Notre Dame earns LEED Gold for Duncan Student Center, Corbett Family Hall and O’Neill Hall

Author: Marissa Gebhard

Duncan Student Center, Corbett Family Hall and O’Neill Hall.

The U.S. Green Building Council has awarded the University of Notre Dame with LEED (Leadership in Energy and Environmental Design) Gold certification for the design, construction and operation of the three buildings surrounding Notre Dame Stadium Duncan Student Center, Corbett Family Hall and O’Neill Hall. 

With a total of 10 stories in each building and 830,000 square feet, the facilities bring together academics — the departments of Anthropology, Music and Psychology — as well as Athletics and Student Life with custom classroom, performance, research, media, recreation, event and hospitality space.

The University earned 60 credits in nine categories including the use of sustainable materials and resources, water efficiency, energy, innovation in design and indoor environmental quality, among several other areas. Throughout the construction of the project, more than 20 percent of the building materials consisted of post-consumer and pre-consumer recycled content and more than 20 percent of materials were manufactured or harvested regionally.  
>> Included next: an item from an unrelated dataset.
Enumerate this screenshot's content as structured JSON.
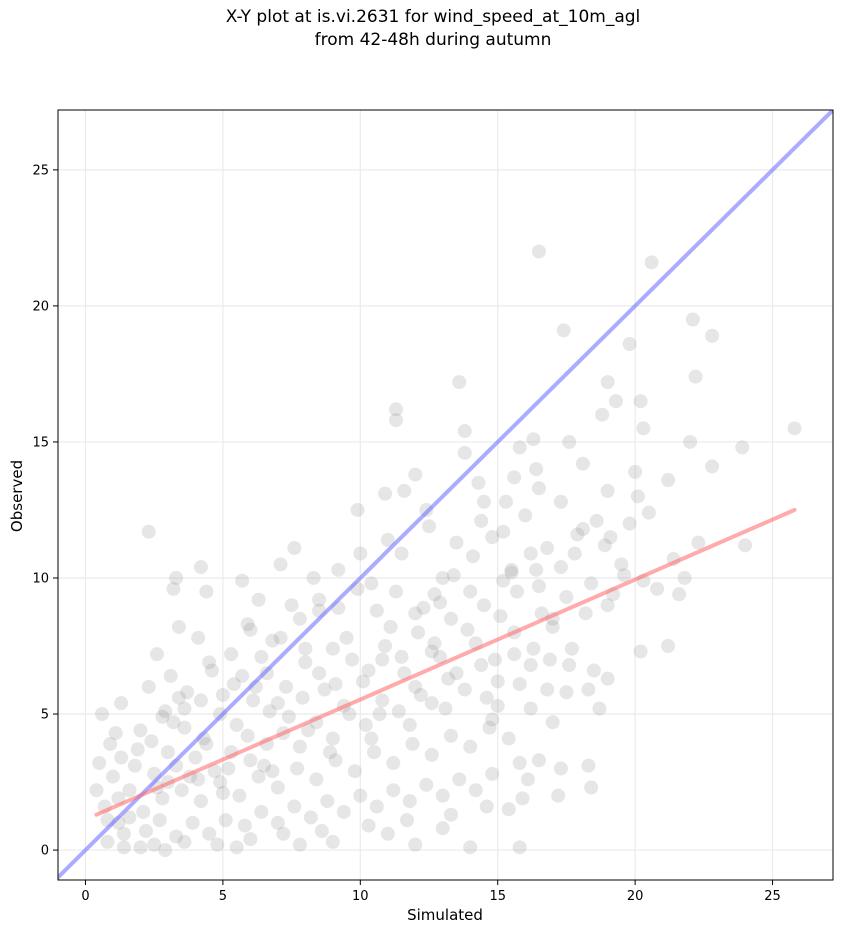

Because of water efficient plumbing fixtures in bathrooms, showers and kitchens, the amount of water used is 35 percent less than in standard new construction. In total, the three buildings are 18 percent more energy efficient than standards. High-efficiency, thermal envelope insulation in the walls and roofs, a high-efficiency central fan system and high-performance window glass glazing reduces the energy consumption. In addition, by using electricity from the University’s central power plant, the facilities take advantage of the efficiencies of the co-generation plant and avoid transmission losses of a public utility grid that can be as high as 85 percent.

Boasting one of the largest green roofs in Indiana, the living roofs cover nearly all of the flat roof surfaces of the three buildings and serve to mitigate stormwater runoff, improve air quality,  reduce noise, provide additional insulation and reduce heating and cooling energy loads. 

The interiors were carefully and sustainably designed as well. LED lighting reduces energy consumption by up to 50 percent compared to conventional lighting, and room lighting controls combined with occupancy sensors enable occupants to control the amount of lighting used and conserve energy when possible. All paints and coatings comply with the Green Seal standard, and all carpets meet Green Label Plus standards. 

In addition, much of the waste has been diverted from landfills. During the construction of the building, more than 75 percent of the waste was recycled including concrete, metals, wood, cardboard, drywall and other materials, and since the building has been in use, occupants have been encouraged to recycle.

Since 2011, the University of Notre Dame has been committed to following LEED standards for all new construction. The University has earned 10 LEED Gold certifications including this one and five LEED Silver certifications. In addition to saving energy and resources, LEED buildings contribute to a greener, more sustainable environment for generations to come.